LETHBRIDGE: Local mature workers are getting some new help with their job search, thanks to a $350,000 grant from the federal and provincial governments announced Friday. The money will fund a program in Lethbridge that helps older workers find new jobs. Local business experts call it "one puzzle piece" toward accessing an untapped workforce, and safeguarding against a rising tide of worker shortages.
"In terms of our local demographics, Lethbridge has seen a stagnant population in ages nine to 24, but our growth is in the mature population over 50," said the CEO of Economic Development Lethbridge, Cheryl Dick. "We need to have frameworks in place so that employers can have that older employment base to rely on."

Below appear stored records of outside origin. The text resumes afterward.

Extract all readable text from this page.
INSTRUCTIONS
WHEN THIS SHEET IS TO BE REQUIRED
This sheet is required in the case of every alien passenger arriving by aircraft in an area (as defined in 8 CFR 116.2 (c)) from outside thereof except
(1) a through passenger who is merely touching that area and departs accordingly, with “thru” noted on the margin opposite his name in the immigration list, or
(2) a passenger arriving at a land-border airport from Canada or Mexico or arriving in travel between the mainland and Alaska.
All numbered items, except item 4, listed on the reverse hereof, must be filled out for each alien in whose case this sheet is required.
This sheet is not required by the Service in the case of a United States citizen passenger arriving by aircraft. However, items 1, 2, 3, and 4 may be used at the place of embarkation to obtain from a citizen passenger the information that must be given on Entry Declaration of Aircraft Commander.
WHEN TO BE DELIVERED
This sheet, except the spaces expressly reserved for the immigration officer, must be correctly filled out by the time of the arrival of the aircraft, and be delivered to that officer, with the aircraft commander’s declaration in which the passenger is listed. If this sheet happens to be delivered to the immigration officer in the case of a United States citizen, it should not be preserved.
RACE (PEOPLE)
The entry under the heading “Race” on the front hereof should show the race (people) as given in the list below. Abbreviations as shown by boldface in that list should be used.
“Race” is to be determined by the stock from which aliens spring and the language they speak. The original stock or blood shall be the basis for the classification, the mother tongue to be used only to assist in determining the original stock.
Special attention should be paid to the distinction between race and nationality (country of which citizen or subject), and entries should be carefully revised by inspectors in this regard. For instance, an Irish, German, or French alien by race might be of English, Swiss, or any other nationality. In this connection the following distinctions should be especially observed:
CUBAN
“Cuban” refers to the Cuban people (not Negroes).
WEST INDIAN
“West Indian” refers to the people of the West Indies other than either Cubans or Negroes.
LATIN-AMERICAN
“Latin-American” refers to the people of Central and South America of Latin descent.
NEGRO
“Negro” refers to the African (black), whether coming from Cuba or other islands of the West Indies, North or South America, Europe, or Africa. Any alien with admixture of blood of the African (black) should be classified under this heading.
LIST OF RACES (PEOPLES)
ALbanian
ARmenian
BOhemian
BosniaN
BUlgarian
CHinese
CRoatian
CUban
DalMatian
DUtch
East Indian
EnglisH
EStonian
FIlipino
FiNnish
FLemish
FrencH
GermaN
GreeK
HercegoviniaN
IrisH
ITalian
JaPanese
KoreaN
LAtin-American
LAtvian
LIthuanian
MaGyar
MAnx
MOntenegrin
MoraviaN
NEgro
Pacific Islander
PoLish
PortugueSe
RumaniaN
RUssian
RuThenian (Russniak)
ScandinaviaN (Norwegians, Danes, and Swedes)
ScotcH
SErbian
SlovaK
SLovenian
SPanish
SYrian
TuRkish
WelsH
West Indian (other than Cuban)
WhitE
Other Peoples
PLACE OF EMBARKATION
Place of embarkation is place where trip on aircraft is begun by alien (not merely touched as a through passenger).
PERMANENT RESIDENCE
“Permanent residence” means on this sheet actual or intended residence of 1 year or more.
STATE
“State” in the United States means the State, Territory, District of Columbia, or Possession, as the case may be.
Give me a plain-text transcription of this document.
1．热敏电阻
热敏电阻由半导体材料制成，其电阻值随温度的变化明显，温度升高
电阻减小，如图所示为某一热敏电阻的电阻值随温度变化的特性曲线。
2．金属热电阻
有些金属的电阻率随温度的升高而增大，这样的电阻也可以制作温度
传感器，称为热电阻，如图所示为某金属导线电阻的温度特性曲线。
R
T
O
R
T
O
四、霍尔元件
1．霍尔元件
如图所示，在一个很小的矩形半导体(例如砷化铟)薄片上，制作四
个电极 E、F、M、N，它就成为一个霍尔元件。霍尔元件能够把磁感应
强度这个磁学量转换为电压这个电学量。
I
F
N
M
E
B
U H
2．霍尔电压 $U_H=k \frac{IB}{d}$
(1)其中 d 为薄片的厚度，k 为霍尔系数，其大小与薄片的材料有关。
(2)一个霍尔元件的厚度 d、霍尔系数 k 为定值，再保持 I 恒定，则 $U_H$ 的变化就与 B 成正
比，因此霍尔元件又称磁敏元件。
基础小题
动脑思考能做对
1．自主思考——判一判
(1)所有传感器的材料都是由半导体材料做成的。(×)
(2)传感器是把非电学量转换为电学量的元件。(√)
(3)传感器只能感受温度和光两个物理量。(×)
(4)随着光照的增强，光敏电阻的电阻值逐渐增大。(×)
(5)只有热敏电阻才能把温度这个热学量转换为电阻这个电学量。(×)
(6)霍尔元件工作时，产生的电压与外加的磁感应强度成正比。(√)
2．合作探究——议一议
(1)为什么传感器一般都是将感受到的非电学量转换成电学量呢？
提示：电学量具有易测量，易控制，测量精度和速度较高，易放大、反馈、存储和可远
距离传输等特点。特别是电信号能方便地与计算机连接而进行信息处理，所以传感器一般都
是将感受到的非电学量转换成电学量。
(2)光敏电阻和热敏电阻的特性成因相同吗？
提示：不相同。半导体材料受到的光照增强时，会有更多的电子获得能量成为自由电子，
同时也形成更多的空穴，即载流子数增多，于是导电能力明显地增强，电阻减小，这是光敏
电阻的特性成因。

This new program for older job seekers is a start. A total of 70 people aged 55 to 64 will cycle through the one to 12 weeks of training that include occupational training, career coaching and planning until participants find jobs.
Jan Heetervrig, a former stay-at-home mom, was one of the first to go through the program. She hadn't worked full-time in 28 years, but said the training gave her the confidence she needed to market her skills and land a "dream job" in eight weeks. "It was the support I got, that was the best part," said Heetervrig. "When you go through a program like this you have the expertise of the facilitators and the support of your group. And that was wonderful."
The grant is offered through a federal-provincial funding pool called the "Targeted Initiative for Older Workers" aimed at helping mature workers across the country upgrade their skills. So far, government has invested $220 million under the initiative.
"It's just the recognition that this is a group of people who are still willing and eager to contribute to the economy and we need them just as much as they need the support," said Lethbridg MP Jim Hillyer. Projections show Alberta is facing a worker shortage of about 77,000 people by 2019.